Valor: Muitos estudiosos dizem que Bolsonaro resultou da vontade do Exército de se manter no Poder:
Tomás: Não é verdade. Esse fenômeno aconteceu em vários países do mundo. Tanto que nesse período as missões continuaram a ser cumpridas. Sei que há muita gente que acha que houve uma deliberação, uma conspiração a favor de A ou B. Tanto que, novamente, por gestos e atitudes a gente está aqui. Houve a transição, a mudança de governo e a democracia está bem. Está plena.
Valor: Como é seu relacionamento com o presidente Lula?
Tomás: É como deve ser o relacionamento com o comandante em-chefe. Ele me trata muito bem, sabe o que é ser o comandante-em-chefe.

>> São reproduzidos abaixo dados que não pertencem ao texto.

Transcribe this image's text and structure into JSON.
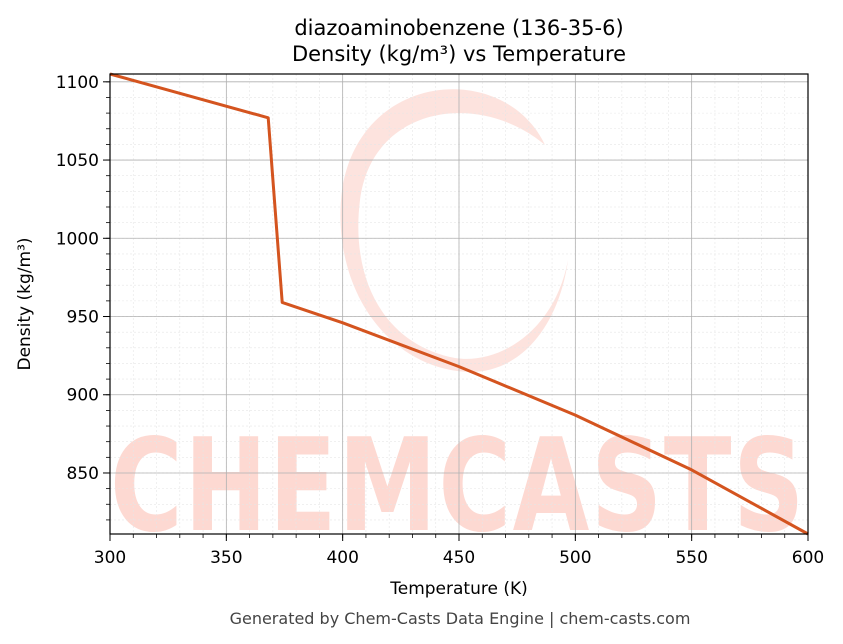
{
  "chart_data": {
    "type": "line",
    "title_line1": "diazoaminobenzene (136-35-6)",
    "title_line2": "Density (kg/m³) vs Temperature",
    "xlabel": "Temperature (K)",
    "ylabel": "Density (kg/m³)",
    "xlim": [
      300,
      600
    ],
    "ylim": [
      811,
      1105
    ],
    "xticks": [
      300,
      350,
      400,
      450,
      500,
      550,
      600
    ],
    "yticks": [
      850,
      900,
      950,
      1000,
      1050,
      1100
    ],
    "grid": true,
    "color": "#d4541f",
    "series": [
      {
        "x": [
          300,
          368,
          374,
          400,
          450,
          500,
          550,
          600
        ],
        "y": [
          1105,
          1077,
          959,
          946,
          918,
          887,
          852,
          811
        ]
      }
    ]
  },
  "watermark": "CHEMCASTS",
  "footer": "Generated by Chem-Casts Data Engine | chem-casts.com"
}
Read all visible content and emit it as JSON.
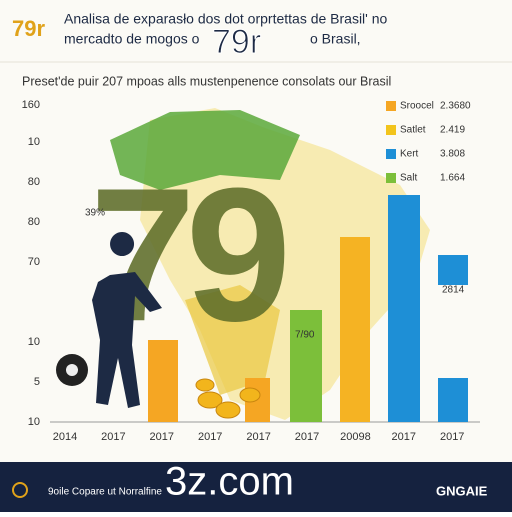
{
  "header": {
    "logo": "79r",
    "title_line1": "Analisa de exparasło dos dot orprtettas de Brasil' no",
    "title_line2": "mercadto de mogos o",
    "overlay": "79r",
    "title_tail": "o Brasil,"
  },
  "subtitle": "Preset'de puir 207 mpoas alls mustenpenence consolats our Brasil",
  "y_axis_labels": [
    "160",
    "10",
    "80",
    "80",
    "70",
    "10",
    "5",
    "10"
  ],
  "x_axis_labels": [
    "2014",
    "2017",
    "2017",
    "2017",
    "2017",
    "2017",
    "20098",
    "2017",
    "2017"
  ],
  "legend": [
    {
      "name": "Sroocel",
      "value": "2.3680",
      "color": "#f5a623"
    },
    {
      "name": "Satlet",
      "value": "2.419",
      "color": "#f2c41c"
    },
    {
      "name": "Kert",
      "value": "3.808",
      "color": "#1e8fd6"
    },
    {
      "name": "Salt",
      "value": "1.664",
      "color": "#7cbf3a"
    }
  ],
  "annotations": [
    "39%",
    "7/90",
    "2814"
  ],
  "big_overlay": "79",
  "footer": {
    "left": "9oile Copare ut Norralfine",
    "overlay": "3z.com",
    "right": "GNGAIE"
  }
}
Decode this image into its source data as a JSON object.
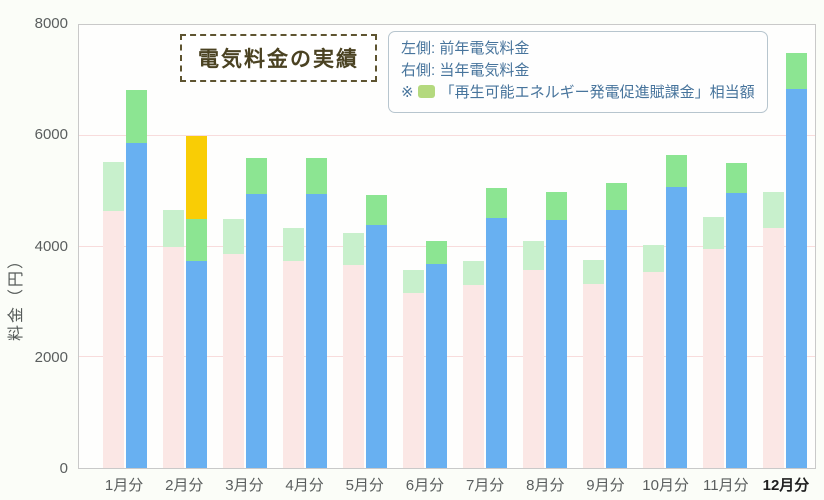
{
  "chart_data": {
    "type": "bar",
    "title": "電気料金の実績",
    "ylabel": "料金（円）",
    "ylim": [
      0,
      8000
    ],
    "yticks": [
      0,
      2000,
      4000,
      6000,
      8000
    ],
    "grid": "horizontal",
    "legend_position": "top",
    "categories": [
      "1月分",
      "2月分",
      "3月分",
      "4月分",
      "5月分",
      "6月分",
      "7月分",
      "8月分",
      "9月分",
      "10月分",
      "11月分",
      "12月分"
    ],
    "emphasized_category": "12月分",
    "legend": {
      "left_label": "左側: 前年電気料金",
      "right_label": "右側: 当年電気料金",
      "note_prefix": "※",
      "levy_label": "「再生可能エネルギー発電促進賦課金」相当額"
    },
    "series": [
      {
        "name": "前年電気料金",
        "position": "left",
        "segments": [
          {
            "key": "base",
            "label": "電気料金",
            "color": "#fbe7e5",
            "values": [
              4650,
              3990,
              3870,
              3740,
              3670,
              3160,
              3300,
              3580,
              3320,
              3540,
              3960,
              4330
            ]
          },
          {
            "key": "levy",
            "label": "再生可能エネルギー発電促進賦課金相当額",
            "color": "#c8f0cc",
            "values": [
              870,
              670,
              620,
              590,
              580,
              420,
              430,
              520,
              440,
              480,
              570,
              650
            ]
          }
        ],
        "totals": [
          5520,
          4660,
          4490,
          4330,
          4250,
          3580,
          3730,
          4100,
          3760,
          4020,
          4530,
          4980
        ]
      },
      {
        "name": "当年電気料金",
        "position": "right",
        "segments": [
          {
            "key": "base",
            "label": "電気料金",
            "color": "#68b0f1",
            "values": [
              5870,
              3730,
              4950,
              4950,
              4390,
              3690,
              4520,
              4480,
              4660,
              5080,
              4960,
              6850
            ]
          },
          {
            "key": "levy",
            "label": "再生可能エネルギー発電促進賦課金相当額",
            "color": "#8ce592",
            "values": [
              960,
              760,
              650,
              640,
              540,
              410,
              540,
              500,
              490,
              570,
              540,
              650
            ]
          },
          {
            "key": "highlight",
            "label": "highlight",
            "color": "#f9cd05",
            "values": [
              0,
              1500,
              0,
              0,
              0,
              0,
              0,
              0,
              0,
              0,
              0,
              0
            ]
          }
        ],
        "totals": [
          6830,
          5990,
          5600,
          5590,
          4930,
          4100,
          5060,
          4980,
          5150,
          5650,
          5500,
          7500
        ]
      }
    ],
    "colors": {
      "gridline": "#f8dcdc",
      "plot_border": "#c9c9c9",
      "legend_swatch": "#b4d97e",
      "legend_text": "#47749c",
      "title_text": "#4a4222",
      "axis_text": "#5a5e5e",
      "emphasized_text": "#1f1f1f"
    }
  }
}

Valor: Esses mesmos estudiosos falam muito numa questão de tutela. Como seria a sociedade brasileira se fosse tutelada pelo Exército?
Tomás: Tem essa ideia e muita gente acha que houve uma deliberação, uma conspiração a favor de A ou B. O Exército é parte da sociedade brasileira. Como a Marinha e a Força Aérea presta um papel relevante que lhe está determinado como missão constitucional. E tudo que é feito está previsto na lei complementar.
Valor: Como o senhor vê essa palavra de ordem “sem anistia”, que muitos repetem por causa dos ataques do 8 de janeiro?
Paiva: A ideia é que [essa palavra de ordem] seja àqueles atos. Eles são inaceitáveis. Prejudicaram a imagem do Brasil no exterior e estão sendo apurados para que não se repitam, com todos os direitos e garantias de cada uma, ampla defesa, contraditório e vão ser julgados e condenados quem tiver culpa. E o Brasil vai virar essa página e seguir em frente. O que não pode é acontecer de novo. Não vai acontecer de novo.
Valor: Este ano parece que houve uma determinação para que não ocorressem atos sobre 1964.Foi isso mesmo? Alguém reclamou?
Tomás: Volto a falar: o Exército não é uma instituição perfeita. Mas na ativa nossa missão está sendo cumprida e tenho total confiança na minha cadeia de comando, coesa, disciplinada. O pessoal de dentro é minha gente. Se tem alguém que tem dificuldade com alguma medida estou pronto a esclarecer, por meio da cadeia de comando, vou procurar conversar. Sempre tem um ou outro que não vai concordar. Mas faz parte. Não se falou em 1964 neste ano porque também não se falou em 1964 de1995até2002. Depois não se falou em 1964 de 2007até2017. E todos esses companheiros estavam na ativa, muitos e ninguém falou nada. Assim, como não se fala de 1930, de 1937, de 1945. A interpretação histórica pertence à História. 1964 é História.